The Berlin-based artist talks in depth about the enigmatic beauty of Townes Van Zandt’s Highway Kind
The premise of One Track Mind is pretty simple: I ask artists to pick one track that means a lot to them – either something they’ve discovered recently, something that’s been with them for years, or one that reminds them of a specific time in their life or career – and tell me what makes it so special to them. I get to talk to the artists I love, and they get to talk about the artists they love. Love all round!
John Moods is the musical solo exploration of Jonathan Jarzyna from the Berlin based pop band Fenster. Released back in August of this year, I came to his 2021 album So Sweet So Nice a little late, but it’s one of my favourite releases of the year. Tackling questions about mortality in an often light-hearted and delicate fashion, it at times evokes the hazy melodies of 80s acts like Steeley Dan, at others diving off into Paul Simon-adjacent territory, but all the while maintaining its own strong, distinctive identity. It’s a beautiful, beguiling body of work, and I one I highly recommend if you’re not already familiar with his music.
For his One Track Mind selection, John describes a song that seems to him to channel something from beyond this earthly plane.
John Moods on Townes Van Zandt – Highway Kind
“I thought long and hard about what song to choose to even talk about. Whenever someone asks me to pick just one thing, I usually freeze up, like most people probably do. Recently I’ve just decided that 1993 classic “Groundhog Day” is my favorite movie, so I got that answer ready anytime somebody may ask.
“As somebody who makes music and thinks about music all the time, I have shockingly few magical stories that are connected to specific songs. I got nothing in the vein of: “I walked into the bar and there she was and “All for A Reason” by the Alessi Brothers was playing or such… But during my first ever acid trip I listened to a song called “Highway Kind” by Townes Van Zandt and I think I wanna talk about that for a minute.
“Some people talk about sonic hallucinations when listening to music on trips. To me it was less sonic but as if somebody had just removed all the filters and protective barriers between the music and my heart. It was like having supervision. At first we jokingly searched for “groovy sounds” on Google and listened to the very first songs that randomly came up and they revealed their commercial intentions to us, then we listened to another songwriter’s music that sounded a little foggy and unclear as if the person had no clarity at all. We were all in a heightened state where authentic and inauthentic, pure or confused, incomplete or fully formed were so easy to distinguish. And then our friend finally put on Highway Kind.

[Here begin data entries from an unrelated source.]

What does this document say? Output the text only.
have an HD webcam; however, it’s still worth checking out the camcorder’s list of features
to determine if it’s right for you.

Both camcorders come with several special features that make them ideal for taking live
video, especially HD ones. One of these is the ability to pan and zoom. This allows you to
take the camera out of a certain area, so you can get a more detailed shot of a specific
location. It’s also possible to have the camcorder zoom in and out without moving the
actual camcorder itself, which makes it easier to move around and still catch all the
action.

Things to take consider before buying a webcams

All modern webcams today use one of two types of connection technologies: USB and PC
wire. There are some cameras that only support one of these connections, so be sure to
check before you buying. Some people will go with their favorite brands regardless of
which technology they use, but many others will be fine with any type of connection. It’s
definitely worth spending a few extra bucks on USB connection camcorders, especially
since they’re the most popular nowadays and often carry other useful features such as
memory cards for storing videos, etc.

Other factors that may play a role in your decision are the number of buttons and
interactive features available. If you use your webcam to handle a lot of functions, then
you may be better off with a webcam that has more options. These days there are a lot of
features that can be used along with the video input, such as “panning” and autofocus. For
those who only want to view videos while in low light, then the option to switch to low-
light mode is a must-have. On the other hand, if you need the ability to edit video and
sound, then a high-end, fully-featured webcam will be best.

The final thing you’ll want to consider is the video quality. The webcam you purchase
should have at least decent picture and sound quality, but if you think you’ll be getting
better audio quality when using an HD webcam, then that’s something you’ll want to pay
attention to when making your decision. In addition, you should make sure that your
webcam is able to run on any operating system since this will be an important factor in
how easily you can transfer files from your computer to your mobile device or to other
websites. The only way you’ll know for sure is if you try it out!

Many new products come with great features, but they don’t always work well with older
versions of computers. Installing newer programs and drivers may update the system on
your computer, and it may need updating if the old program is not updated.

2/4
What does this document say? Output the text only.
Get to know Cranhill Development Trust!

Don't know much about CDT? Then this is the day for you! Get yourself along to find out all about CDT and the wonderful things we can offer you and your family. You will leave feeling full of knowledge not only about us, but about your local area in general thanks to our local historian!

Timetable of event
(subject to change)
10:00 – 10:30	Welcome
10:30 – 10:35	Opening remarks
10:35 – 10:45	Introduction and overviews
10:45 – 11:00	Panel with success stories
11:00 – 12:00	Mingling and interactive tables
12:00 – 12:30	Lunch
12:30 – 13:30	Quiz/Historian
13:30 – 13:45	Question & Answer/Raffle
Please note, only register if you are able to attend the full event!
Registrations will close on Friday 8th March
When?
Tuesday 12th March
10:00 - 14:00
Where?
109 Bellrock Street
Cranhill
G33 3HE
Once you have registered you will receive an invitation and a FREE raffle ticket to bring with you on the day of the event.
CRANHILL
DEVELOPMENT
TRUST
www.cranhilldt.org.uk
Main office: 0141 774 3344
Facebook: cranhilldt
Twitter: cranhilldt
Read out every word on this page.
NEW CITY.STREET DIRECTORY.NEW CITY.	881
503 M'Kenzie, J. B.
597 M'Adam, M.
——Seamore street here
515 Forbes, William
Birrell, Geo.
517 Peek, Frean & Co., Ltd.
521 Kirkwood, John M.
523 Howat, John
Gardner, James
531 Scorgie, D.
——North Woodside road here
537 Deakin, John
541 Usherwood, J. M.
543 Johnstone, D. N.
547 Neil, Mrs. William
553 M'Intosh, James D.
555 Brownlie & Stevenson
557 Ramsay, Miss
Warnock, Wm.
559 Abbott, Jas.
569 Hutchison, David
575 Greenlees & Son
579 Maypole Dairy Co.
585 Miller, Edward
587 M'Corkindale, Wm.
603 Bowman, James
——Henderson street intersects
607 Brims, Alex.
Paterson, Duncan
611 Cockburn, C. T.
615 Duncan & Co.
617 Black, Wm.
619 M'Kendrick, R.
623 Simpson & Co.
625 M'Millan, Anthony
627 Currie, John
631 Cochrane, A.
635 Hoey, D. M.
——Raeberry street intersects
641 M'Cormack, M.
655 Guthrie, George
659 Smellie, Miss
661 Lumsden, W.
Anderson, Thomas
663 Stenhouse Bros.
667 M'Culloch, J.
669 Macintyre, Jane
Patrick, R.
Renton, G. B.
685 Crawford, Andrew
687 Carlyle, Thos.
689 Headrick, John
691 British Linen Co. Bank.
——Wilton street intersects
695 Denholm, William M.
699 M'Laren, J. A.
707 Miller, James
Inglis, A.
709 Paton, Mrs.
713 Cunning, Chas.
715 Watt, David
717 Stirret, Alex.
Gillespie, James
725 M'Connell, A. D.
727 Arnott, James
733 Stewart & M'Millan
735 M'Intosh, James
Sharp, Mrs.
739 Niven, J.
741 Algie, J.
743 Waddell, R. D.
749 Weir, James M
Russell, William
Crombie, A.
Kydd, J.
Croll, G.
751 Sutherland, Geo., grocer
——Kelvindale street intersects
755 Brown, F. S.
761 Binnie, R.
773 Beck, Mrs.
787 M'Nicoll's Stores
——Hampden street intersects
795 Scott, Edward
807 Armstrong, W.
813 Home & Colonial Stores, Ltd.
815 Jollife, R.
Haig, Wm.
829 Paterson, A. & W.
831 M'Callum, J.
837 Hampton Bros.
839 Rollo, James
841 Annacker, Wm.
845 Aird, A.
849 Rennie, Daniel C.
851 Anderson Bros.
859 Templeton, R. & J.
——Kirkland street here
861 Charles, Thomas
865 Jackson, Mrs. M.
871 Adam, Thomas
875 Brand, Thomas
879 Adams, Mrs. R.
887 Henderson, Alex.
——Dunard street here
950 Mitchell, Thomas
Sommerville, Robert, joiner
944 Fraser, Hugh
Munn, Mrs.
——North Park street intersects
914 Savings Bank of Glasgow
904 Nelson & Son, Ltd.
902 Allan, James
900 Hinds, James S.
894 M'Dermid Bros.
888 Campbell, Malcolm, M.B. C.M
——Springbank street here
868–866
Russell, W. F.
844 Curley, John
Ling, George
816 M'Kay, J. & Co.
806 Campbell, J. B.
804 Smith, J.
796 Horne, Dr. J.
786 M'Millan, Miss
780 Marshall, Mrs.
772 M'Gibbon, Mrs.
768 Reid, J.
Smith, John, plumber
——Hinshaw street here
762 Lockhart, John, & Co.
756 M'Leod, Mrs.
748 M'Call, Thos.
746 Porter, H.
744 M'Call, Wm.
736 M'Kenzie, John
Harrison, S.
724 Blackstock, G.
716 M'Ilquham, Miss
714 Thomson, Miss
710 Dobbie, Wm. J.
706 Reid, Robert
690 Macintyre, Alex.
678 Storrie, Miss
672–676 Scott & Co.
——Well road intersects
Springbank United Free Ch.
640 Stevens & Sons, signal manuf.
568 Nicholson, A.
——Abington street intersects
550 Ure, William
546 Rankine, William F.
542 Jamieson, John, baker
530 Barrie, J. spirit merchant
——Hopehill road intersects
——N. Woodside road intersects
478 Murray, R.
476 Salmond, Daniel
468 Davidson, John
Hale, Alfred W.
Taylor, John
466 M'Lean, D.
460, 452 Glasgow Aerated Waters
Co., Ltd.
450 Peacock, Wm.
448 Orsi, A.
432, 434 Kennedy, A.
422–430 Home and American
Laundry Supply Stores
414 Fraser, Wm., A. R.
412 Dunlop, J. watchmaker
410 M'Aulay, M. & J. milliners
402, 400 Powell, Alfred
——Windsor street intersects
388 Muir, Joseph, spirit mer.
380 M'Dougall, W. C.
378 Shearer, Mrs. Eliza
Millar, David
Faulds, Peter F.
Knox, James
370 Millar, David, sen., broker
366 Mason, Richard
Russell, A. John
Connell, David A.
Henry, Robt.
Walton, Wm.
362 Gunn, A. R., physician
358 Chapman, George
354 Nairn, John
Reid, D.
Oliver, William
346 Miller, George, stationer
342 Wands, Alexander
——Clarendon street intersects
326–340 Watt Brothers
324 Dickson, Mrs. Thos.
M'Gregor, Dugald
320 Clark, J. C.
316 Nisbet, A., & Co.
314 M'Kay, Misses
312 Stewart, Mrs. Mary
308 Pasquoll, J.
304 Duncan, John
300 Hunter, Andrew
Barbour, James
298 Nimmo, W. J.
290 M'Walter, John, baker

“It sounded like it really wasn’t made by a human being but channeled from the depths of the eternal source. To us it was so real and enigmatic, gloomy, dark and beautiful, it was hard to take in. It sounded like the deep part of a trip feels when the mystery shows its thousand infinite mouths to you.
“The song starts off establishing some of the classic themes of so many songs in music history: transience, the passage of time and being confined to a physical existence in this world. What’s incredible about this song is where it turns to in the end. Here are the lyrics that I want to especially highlight.
Well, I don’t know too much for true
But my heart knows how to pound
My legs know how to love someone
My voice knows how to sound
Shame that it’s not enough
Shame that it is a shame
Follow the circle down
Where would you be?
You’re the only one I want now
I never heard your name
Let’s hope we meet some day
If we don’t it’s all the same
I’ll meet the ones between us
And be thinkin’ ’bout you
And all the places I have seen
And why you where not there
“I think what truly killed all of us in that open, vulnerable, unfiltered state was the line “Follow the circle down” and also the concept of that entity, the mysterious “you”, that the protagonist has never met and might never meet. Especially the line “I’ll meet the ones between us” resonated deeply.
“I recommend listening to the song no matter what. Maybe it’s good to be a little open and ready to really listen or feel something. I’ve since shown the song to a few people and sometimes I can see that it passes people by as it doesn’t have a pop hook and it’s sort of somber and slow. It’s not made for every occasion, the set and setting have to be right to open the gate of perception. To me it’s of such infinite depth that a certain level of it may have possibly been unknown even to its own author after creation, who knows. We can’t ask Townes anymore and I couldn’t find any comment or interview about the song by him. But I think it happens that when songwriters channel from such deep places, they might later not even know or understand it themselves.”